Vous venez de jouer à New York dans le film Nightingale, de James Gray, où vous interprétez une prostituée polonaise aux côtés de Jeremy Renner et Joaquin Phoenix. Vous êtes une des vedettes du prochain film de votre conjoint, Guillaume Canet, tourné lui aussi à New York. Aimeriez-vous vous y installer en famille, avec Guillaume et Marcel? J’adore cette ville, et elle a joué un rôle fondamental dans ma vie professionnelle. C’est ici que j’ai pris part au tournage de Nine, c’est ici que je me suis lancée dans la course aux Oscar et c’est ici que je suis venue, très jeune, faire un stage d’immersion chez Berlitz… Mais il n’est pas question de vivre ici. La France me manque.

Quel quartier new-yorkais préférez-vous? Il y en a plusieurs, mais je dirais Chelsea. J’adore me promener sur la High Line, cette ancienne voie de chemin de fer en hauteur, transformée en jardin grâce, notamment, à Diane von Furstenberg. C’est une ville qui concilie la quintessence de l’urbain et le goût de la nature, car celle-ci y reprend sans cesse ses droits. On y sent l’air de l’océan et la douceur des parcs, plus vastes qu’à Paris.

Se sent-on plus libre quand on s’exprime dans une langue étrangère? Oui, il y a une forme de liberté et de jubilation. Je suis beaucoup plus directe, car j’ai moins de vocabulaire. Étrangement, certaines choses deviennent moins éprouvantes quand je parle en anglais. Alors que j’ai la phobie des entrevues au petit écran en France, je trouve qu’être interviewée en anglais pour une télé américaine est presque amusant.

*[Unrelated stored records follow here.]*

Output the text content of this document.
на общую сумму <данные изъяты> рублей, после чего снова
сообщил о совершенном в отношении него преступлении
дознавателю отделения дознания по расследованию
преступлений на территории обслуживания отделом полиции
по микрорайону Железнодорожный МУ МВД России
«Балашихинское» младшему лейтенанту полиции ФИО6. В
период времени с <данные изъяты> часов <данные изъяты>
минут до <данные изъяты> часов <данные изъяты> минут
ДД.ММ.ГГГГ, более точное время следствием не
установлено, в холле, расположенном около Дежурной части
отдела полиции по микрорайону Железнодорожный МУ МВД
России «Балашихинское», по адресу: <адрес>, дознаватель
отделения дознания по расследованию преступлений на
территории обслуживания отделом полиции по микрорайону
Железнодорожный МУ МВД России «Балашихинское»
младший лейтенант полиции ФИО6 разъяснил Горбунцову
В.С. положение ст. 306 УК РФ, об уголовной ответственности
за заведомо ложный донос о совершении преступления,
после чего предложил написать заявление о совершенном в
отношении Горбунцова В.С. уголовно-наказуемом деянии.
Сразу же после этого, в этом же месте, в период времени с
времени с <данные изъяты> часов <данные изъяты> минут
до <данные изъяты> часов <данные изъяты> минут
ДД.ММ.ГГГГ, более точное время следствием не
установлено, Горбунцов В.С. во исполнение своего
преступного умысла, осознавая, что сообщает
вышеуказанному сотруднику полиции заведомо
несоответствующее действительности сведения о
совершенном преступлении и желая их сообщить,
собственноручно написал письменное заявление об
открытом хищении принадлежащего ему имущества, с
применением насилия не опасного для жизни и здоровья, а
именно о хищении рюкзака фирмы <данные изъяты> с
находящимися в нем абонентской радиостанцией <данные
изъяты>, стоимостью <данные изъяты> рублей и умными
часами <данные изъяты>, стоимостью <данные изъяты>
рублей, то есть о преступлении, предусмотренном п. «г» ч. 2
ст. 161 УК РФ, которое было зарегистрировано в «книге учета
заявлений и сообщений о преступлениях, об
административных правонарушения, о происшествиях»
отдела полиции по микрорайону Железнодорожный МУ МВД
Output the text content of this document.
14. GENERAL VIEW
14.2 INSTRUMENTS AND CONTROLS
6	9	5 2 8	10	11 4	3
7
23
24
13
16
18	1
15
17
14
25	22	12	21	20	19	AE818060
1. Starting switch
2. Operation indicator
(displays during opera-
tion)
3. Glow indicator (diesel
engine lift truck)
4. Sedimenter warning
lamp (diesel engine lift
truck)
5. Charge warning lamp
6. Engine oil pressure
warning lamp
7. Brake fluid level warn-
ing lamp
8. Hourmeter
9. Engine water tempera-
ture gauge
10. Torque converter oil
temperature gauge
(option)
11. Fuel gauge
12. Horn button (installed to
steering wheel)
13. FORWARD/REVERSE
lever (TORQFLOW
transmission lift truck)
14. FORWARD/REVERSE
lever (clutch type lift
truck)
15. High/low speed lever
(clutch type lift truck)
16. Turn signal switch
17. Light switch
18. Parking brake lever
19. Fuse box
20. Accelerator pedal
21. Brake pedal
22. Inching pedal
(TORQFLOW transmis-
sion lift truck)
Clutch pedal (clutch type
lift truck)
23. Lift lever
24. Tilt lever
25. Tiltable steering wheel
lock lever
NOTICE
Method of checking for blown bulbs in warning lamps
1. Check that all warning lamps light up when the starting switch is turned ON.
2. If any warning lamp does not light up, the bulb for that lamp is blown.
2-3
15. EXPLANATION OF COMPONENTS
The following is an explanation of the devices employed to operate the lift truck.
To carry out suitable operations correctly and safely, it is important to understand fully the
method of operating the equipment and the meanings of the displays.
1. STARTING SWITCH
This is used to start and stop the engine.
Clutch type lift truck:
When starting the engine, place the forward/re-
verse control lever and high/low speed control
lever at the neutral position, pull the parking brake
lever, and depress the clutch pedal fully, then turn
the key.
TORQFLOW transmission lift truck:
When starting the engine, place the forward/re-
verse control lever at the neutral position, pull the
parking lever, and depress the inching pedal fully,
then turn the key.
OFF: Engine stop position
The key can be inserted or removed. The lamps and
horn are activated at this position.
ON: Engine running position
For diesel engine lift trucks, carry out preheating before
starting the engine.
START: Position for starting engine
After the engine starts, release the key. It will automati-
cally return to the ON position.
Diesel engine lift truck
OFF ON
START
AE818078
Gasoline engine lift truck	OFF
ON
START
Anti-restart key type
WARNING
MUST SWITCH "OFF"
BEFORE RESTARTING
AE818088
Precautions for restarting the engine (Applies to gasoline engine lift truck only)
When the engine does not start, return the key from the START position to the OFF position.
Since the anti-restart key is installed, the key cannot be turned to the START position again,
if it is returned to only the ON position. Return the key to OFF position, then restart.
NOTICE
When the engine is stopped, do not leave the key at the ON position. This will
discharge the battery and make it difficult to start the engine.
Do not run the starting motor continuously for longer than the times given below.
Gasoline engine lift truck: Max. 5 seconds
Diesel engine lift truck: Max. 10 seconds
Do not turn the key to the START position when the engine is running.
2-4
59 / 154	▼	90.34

Dans un beau livre, Ils ne sont pour rien dans mes larmes, Olivia Rosenthal demande à différentes personnes quel film a changé leur vie. Que répondriez-vous à cette question? Rangoon, de John Boorman, qui évoque le destin d’Aung San Suu Kyi et de la Birmanie. Je l’ai vu à sa sortie, en 1995, et j’ai compris qu’on n’avait pas le droit, en démocratie, de ne pas s’informer. Ne pas savoir, alors qu’on en a les moyens, c’est cautionner les dictatures. Depuis, je lis les journaux.